Looking at his own situation led Chokhani down a logical line of thinking about how many other people were in the same financial boat.
“I said, ‘OK, if I don’t have my FIRE plan, I’m sure many people like me who are very well-established may not have a FIRE plan,” he said. “And there are possibilities that many people may not have even thought about it or have thought about it, but not much. And that’s where I jumped on it, and I said, ‘Let’s do something different. Let’s organize this whole financial world.’”
Chokhani’s response was to leave Welspun to lead FIRE, a new venture from BOND.AI, an artificial intelligence platform that learns the user’s behaviors, strengths and needs as expressed through financial goals and decisions. Unlike BOND.AI, which is marketed to banks and financial institutions, FIRE targets consumers enabling them to move towards financial independence.
One part advisor, one part watchdog, FIRE presents opportunities to retire early by optimizing a consumer’s financial health, and by extension, relieving stress over the future, improving physical and mental health. The app, which is expected to undergo beta testing in December and go live early next year, leverages BOND.AI’s Empathy Engine to build a custom profile of user behaviors that negatively affect their financial posture and future.

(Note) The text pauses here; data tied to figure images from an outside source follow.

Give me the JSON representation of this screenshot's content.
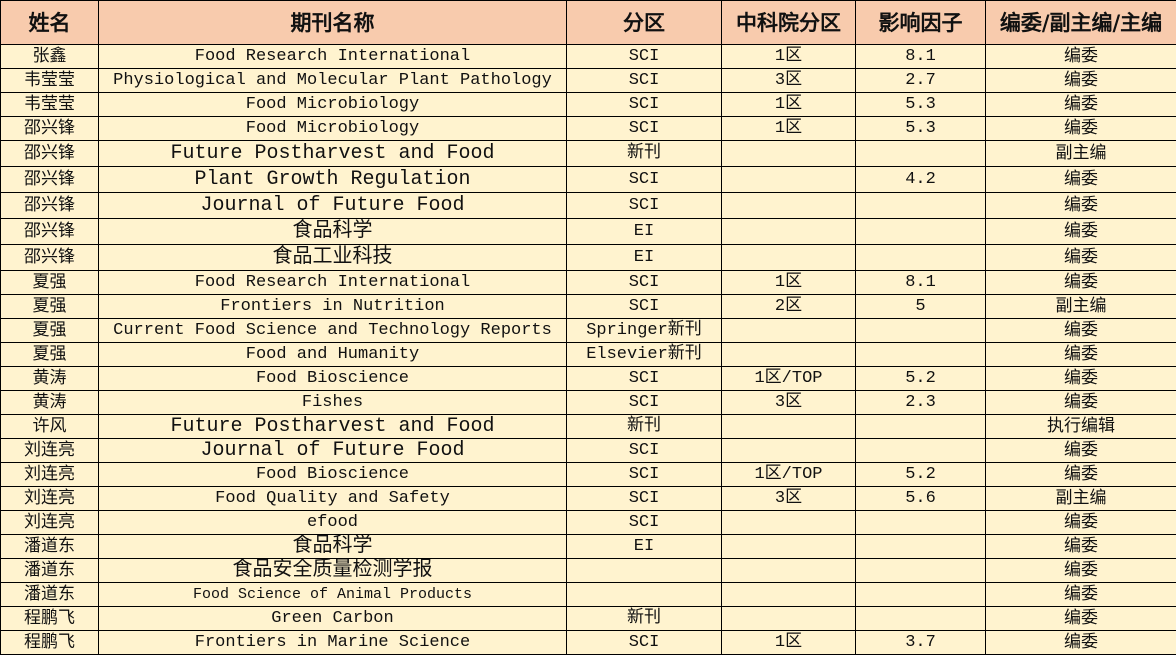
{
  "headers": [
    "姓名",
    "期刊名称",
    "分区",
    "中科院分区",
    "影响因子",
    "编委/副主编/主编"
  ],
  "rows": [
    [
      "张鑫",
      "Food Research International",
      "SCI",
      "1区",
      "8.1",
      "编委"
    ],
    [
      "韦莹莹",
      "Physiological and Molecular Plant Pathology",
      "SCI",
      "3区",
      "2.7",
      "编委"
    ],
    [
      "韦莹莹",
      "Food Microbiology",
      "SCI",
      "1区",
      "5.3",
      "编委"
    ],
    [
      "邵兴锋",
      "Food Microbiology",
      "SCI",
      "1区",
      "5.3",
      "编委"
    ],
    [
      "邵兴锋",
      "Future Postharvest and Food",
      "新刊",
      "",
      "",
      "副主编"
    ],
    [
      "邵兴锋",
      "Plant Growth Regulation",
      "SCI",
      "",
      "4.2",
      "编委"
    ],
    [
      "邵兴锋",
      "Journal of Future Food",
      "SCI",
      "",
      "",
      "编委"
    ],
    [
      "邵兴锋",
      "食品科学",
      "EI",
      "",
      "",
      "编委"
    ],
    [
      "邵兴锋",
      "食品工业科技",
      "EI",
      "",
      "",
      "编委"
    ],
    [
      "夏强",
      "Food Research International",
      "SCI",
      "1区",
      "8.1",
      "编委"
    ],
    [
      "夏强",
      "Frontiers in Nutrition",
      "SCI",
      "2区",
      "5",
      "副主编"
    ],
    [
      "夏强",
      "Current Food Science and Technology Reports",
      "Springer新刊",
      "",
      "",
      "编委"
    ],
    [
      "夏强",
      "Food and Humanity",
      "Elsevier新刊",
      "",
      "",
      "编委"
    ],
    [
      "黄涛",
      "Food Bioscience",
      "SCI",
      "1区/TOP",
      "5.2",
      "编委"
    ],
    [
      "黄涛",
      "Fishes",
      "SCI",
      "3区",
      "2.3",
      "编委"
    ],
    [
      "许风",
      "Future Postharvest and Food",
      "新刊",
      "",
      "",
      "执行编辑"
    ],
    [
      "刘连亮",
      "Journal of Future Food",
      "SCI",
      "",
      "",
      "编委"
    ],
    [
      "刘连亮",
      "Food Bioscience",
      "SCI",
      "1区/TOP",
      "5.2",
      "编委"
    ],
    [
      "刘连亮",
      "Food Quality and Safety",
      "SCI",
      "3区",
      "5.6",
      "副主编"
    ],
    [
      "刘连亮",
      "efood",
      "SCI",
      "",
      "",
      "编委"
    ],
    [
      "潘道东",
      "食品科学",
      "EI",
      "",
      "",
      "编委"
    ],
    [
      "潘道东",
      "食品安全质量检测学报",
      "",
      "",
      "",
      "编委"
    ],
    [
      "潘道东",
      "Food Science of Animal Products",
      "",
      "",
      "",
      "编委"
    ],
    [
      "程鹏飞",
      "Green Carbon",
      "新刊",
      "",
      "",
      "编委"
    ],
    [
      "程鹏飞",
      "Frontiers in Marine Science",
      "SCI",
      "1区",
      "3.7",
      "编委"
    ]
  ],
  "colors": {
    "header_bg": "#F8CBAD",
    "body_bg": "#FFF3CF",
    "border": "#000000"
  }
}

“Basically, this is like having a GPS for financial independence. It will be so easy to log in to the app; it will go into your financial world, do the data crunching, build your financial personality, show your inefficiencies and try to help you optimize for retirement,” Chokhani said. “The problem is, today’s retirement platforms are broken. They do not look at your life holistically. Take any of them, they project you to retire around 65 or 70 years of age. We should do much better than that for humanity’s future.”
The customization, combined with the immediacy of feedback, fits well into today’s 30-second attention span and emphasis on instant gratification that has driven consumers’ digital interaction with service providers. Where banks, mortgage lenders and financial planners were relatively late to the technological party — in part because of entrenched consumer habits — such is no longer the case.
Among respondents to the latest Financial Industry Regulatory Authority’s annual National Financial Capability Study, 84 percent used online banking and 65 percent used mobile banking products. Nearly four in 10 used websites or apps to manage their finances, more than a third used a mobile phone for payment at point of sale, and 37 percent used it for transferring money to another person. And that doesn’t even begin to address the pandemic’s impact on consumer behaviors via Zoom, MS Teams and other media.
Interestingly, as technological tools have advanced and information is more accessible than ever, financial acumen among the American populace has continued its divergent arc. According to multiple studies cited by PossibleFinance.com earlier this year, roughly four in seven Americans are financially illiterate, nearly 12 percent of adults wouldn’t be able to pay monthly bills with an unexpected expense of just $400, and almost 20 percent report spending more than their income in the past year.
And, the problem appears to be getting worse. Only 24 percent of millennials in one study demonstrated understanding of basic financial concepts, while 63 percent said they feel anxious thinking about their financial situation. All of which appears to carve a favorable niche for FIRE to boil the process down to its essence: Spend on this, save on that and earn more along the way.
“It is a very, very right time after this COVID thing happened that we should go for it now,” Chokhani said. “I think everyone realized that they need to focus on quality of life and live in the present. The quality of life is the key behind these things. I feel this is a very, very good time for us to launch this so people start looking at the benefits that this offers.
“This is more about change of behavior. Motivate the change in the behavior of a person, how the person is spending, how the person is building the financial stability, and going toward financial independence and the plan to retire early. Somebody needs to guide them toward that now.”